John Lydon is crass. At this point in his 40ish-year-old career, he’s developed a reputation for being unfriendly to press. And politicians. And, well, a lot of people. He tends to offend wherever he goes. He even made it a point to belch loudly during the middle of my interview (“practicing my jazz chords,” as he described it to me, the host of a jazz radio show, for christsakes).

This off-putting demeanor, however, belies an undeniable intelligence. Controversial positions he has long and ardently held, ranging from his omnivorous taste in music to many of his political and social beliefs, are now commonplace, while Sex Pistols’ sneer and Public Image Ltd.’s post-punk discord have long been held as prescient, influential, or both.

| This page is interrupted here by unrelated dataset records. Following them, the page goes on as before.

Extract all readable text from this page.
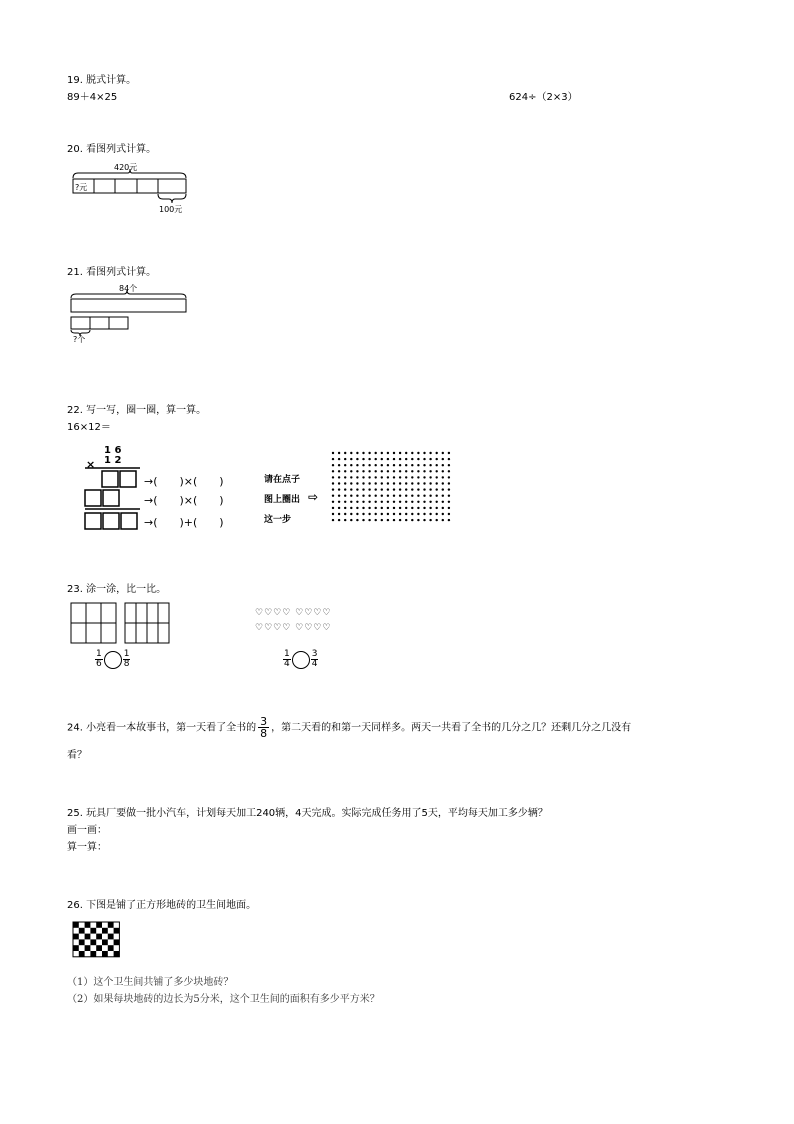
19. 脱式计算。
89＋4×25	624÷（2×3）
20. 看图列式计算。
420元
?元
100元
21. 看图列式计算。
84个
?个
22. 写一写，圈一圈，算一算。
16×12＝
1 6
× 1 2
→(　　)×(　　)
→(　　)×(　　)
→(　　)+(　　)
请在点子
图上圈出
这一步
⇨
23. 涂一涂，比一比。
$\frac{1}{6} \frac{1}{8}$
♡♡♡♡ ♡♡♡♡
♡♡♡♡ ♡♡♡♡
$\frac{1}{4} \frac{3}{4}$
24. 小亮看一本故事书，第一天看了全书的 $\frac{3}{8}$ ，第二天看的和第一天同样多。两天一共看了全书的几分之几？还剩几分之几没有
看？
25. 玩具厂要做一批小汽车，计划每天加工240辆，4天完成。实际完成任务用了5天，平均每天加工多少辆？
画一画：
算一算：
26. 下图是铺了正方形地砖的卫生间地面。
（1）这个卫生间共铺了多少块地砖？
（2）如果每块地砖的边长为5分米，这个卫生间的面积有多少平方米？
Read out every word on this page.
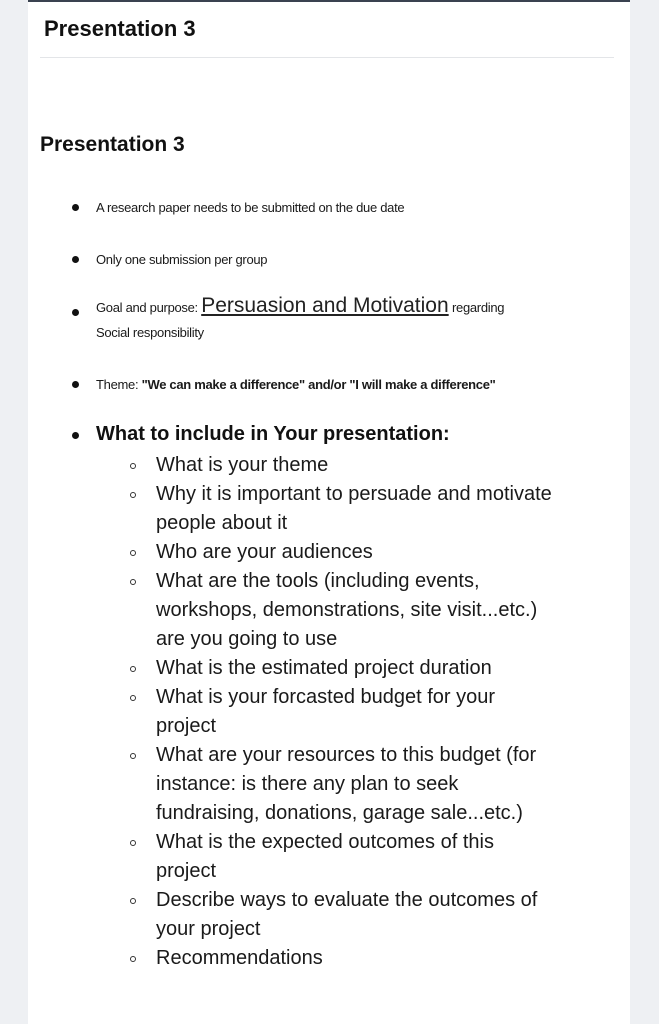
Presentation 3
Presentation 3
A research paper needs to be submitted on the due date
Only one submission per group
Goal and purpose: Persuasion and Motivation regarding
Social responsibility
Theme: "We can make a difference" and/or "I will make a difference"
What to include in Your presentation:
What is your theme
Why it is important to persuade and motivate
people about it
Who are your audiences
What are the tools (including events,
workshops, demonstrations, site visit...etc.)
are you going to use
What is the estimated project duration
What is your forcasted budget for your
project
What are your resources to this budget (for
instance: is there any plan to seek
fundraising, donations, garage sale...etc.)
What is the expected outcomes of this
project
Describe ways to evaluate the outcomes of
your project
Recommendations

So where does this leave Lydon in today’s music landscape? Per John, “I’m quite happy here on the outskirts, doing what I want, and not getting dragged into cliques or categories anymore…And I think these last two albums we’ve put out are probably the best music in my entire career.” Yes, it’s easy to roll your eyes at any musician pushing 60 who claims to be putting out their best work–or really anything short of an outright cash grab (notable exceptions: Gira, Michael, and Bowie, David). And sure, some of his opinions fit quite comfortably within an irrelevant, crotchety old man archetype (rejection of technology, disinterest in any contemporary music). But given his track record, I’m willing to hear him out. The rigors of age and his smoking habit have seemingly done nothing to extinguish that singular, shrill voice that set the world on fire in ‘76, and he seems as pissed off as ever. Not to mention, the new record really isn’t half bad.